Photo by Kyle West
Students entering university are faced with many new things: new classes, new friends and sometimes even new living arrangements. But students living in on-campus residences should not have to worry about their safety.
To help students transition into living away from home, and to enforce the rules of residence life, McMaster University community advisors live with first-year students in their residences. Their purpose is to “develop and maintain an environment that is conducive to learning and personal growth.”
To be a CA, one must fulfill many qualifications including maintaining a minimum sessional average of 6.0, being a full-time McMaster University student, demonstrating responsibility and leadership abilities and have a working knowledge or building community within students.
But for all the listed requirements, CAs are not required to complete any sort of police background check, including a very important vulnerable sector check.
VS checks are a collection of offence information that is restricted to applicants seeking employment or volunteering in a position of authority or trust over vulnerable persons in Canada.
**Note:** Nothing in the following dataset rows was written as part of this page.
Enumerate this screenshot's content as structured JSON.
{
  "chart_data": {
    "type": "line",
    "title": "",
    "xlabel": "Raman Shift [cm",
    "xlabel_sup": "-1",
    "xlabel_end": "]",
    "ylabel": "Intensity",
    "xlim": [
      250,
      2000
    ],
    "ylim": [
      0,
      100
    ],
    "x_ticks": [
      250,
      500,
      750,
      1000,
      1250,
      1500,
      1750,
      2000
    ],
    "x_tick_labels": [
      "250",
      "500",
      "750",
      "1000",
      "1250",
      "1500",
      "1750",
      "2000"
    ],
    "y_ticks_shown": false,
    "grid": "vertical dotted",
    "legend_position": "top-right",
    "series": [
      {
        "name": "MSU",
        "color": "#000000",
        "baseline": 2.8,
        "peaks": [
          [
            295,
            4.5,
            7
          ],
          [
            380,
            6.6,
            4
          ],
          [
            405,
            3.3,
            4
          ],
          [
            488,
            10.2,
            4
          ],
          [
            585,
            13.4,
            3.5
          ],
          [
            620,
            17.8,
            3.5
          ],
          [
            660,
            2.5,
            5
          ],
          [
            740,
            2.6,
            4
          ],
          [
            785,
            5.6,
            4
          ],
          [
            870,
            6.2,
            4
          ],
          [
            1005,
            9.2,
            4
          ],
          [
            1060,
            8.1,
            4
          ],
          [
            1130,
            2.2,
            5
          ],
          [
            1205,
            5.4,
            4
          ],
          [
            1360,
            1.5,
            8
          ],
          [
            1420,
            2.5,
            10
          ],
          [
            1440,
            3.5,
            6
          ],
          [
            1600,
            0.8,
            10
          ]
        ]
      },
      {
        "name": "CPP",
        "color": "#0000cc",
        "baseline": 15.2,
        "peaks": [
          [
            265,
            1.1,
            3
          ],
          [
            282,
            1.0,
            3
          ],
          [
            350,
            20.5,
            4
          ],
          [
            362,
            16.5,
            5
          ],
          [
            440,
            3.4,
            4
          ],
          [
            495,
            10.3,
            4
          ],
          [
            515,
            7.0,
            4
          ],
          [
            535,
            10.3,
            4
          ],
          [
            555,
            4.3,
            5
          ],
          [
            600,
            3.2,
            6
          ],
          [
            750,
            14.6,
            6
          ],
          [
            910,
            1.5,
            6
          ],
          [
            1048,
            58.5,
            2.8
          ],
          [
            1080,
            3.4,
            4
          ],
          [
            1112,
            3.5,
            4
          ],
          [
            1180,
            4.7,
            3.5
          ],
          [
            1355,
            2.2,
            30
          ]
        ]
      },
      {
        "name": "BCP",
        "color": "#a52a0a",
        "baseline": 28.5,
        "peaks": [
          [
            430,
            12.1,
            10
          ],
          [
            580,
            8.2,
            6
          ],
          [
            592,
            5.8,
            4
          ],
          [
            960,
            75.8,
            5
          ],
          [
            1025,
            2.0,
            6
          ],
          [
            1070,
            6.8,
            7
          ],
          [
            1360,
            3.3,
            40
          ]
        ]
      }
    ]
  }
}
They can be obtained easily from the police service in your residing jurisdiction.
The lack of VS checks for CAs is problematic for many reasons. For one, many incoming students are under 18-years-old. In these cases, it is evident that these students are considered vulnerable persons and subsequently require additional protection from those in positions of authority and trust like CAs.
But even for incoming students who are legally adults, their role as a first-year student inherently places them in a lower position of power relative to their CAs. This power dynamic can be harmful if the CAs have a history of offensive behaviour.
CAs have a lot of influence over the first-year students under their supervision. CAs are oftentimes students’ first interaction with upper-year students and are meant to be the go-to person for questions about campus and residence life. To not conduct a proper background check on them is negligent of the university in ensuring that students are protected.
The lack of VS checks is not an exclusive issue of CAs. In addition to CAs, residence-affiliated positions such as the residence orientation representative are not required to complete VS checks.
In fact, part-time managers, the board of directors and other McMaster Students Union positions do not require the completion of a VS check.
Considering that almost all of these roles involve interaction with and power over a vulnerable population of students, it makes no sense why these roles do not require VS checks. If anything, the lack of VS checks puts students in avoidable danger.
In addition to VS checks, McMaster University should do a more thorough job of ensuring that individuals hired for their positions are positive reflections of the university. This includes ensuring that these individuals have not been reported to university administration or asked to withdraw from their positions previously.
The lack of sufficient and necessary screening of individuals in positions of power within the university is alarming. For McMaster University to truly commit to ensuring student safety, they must create better hiring policies that begin with implementation of VS checks.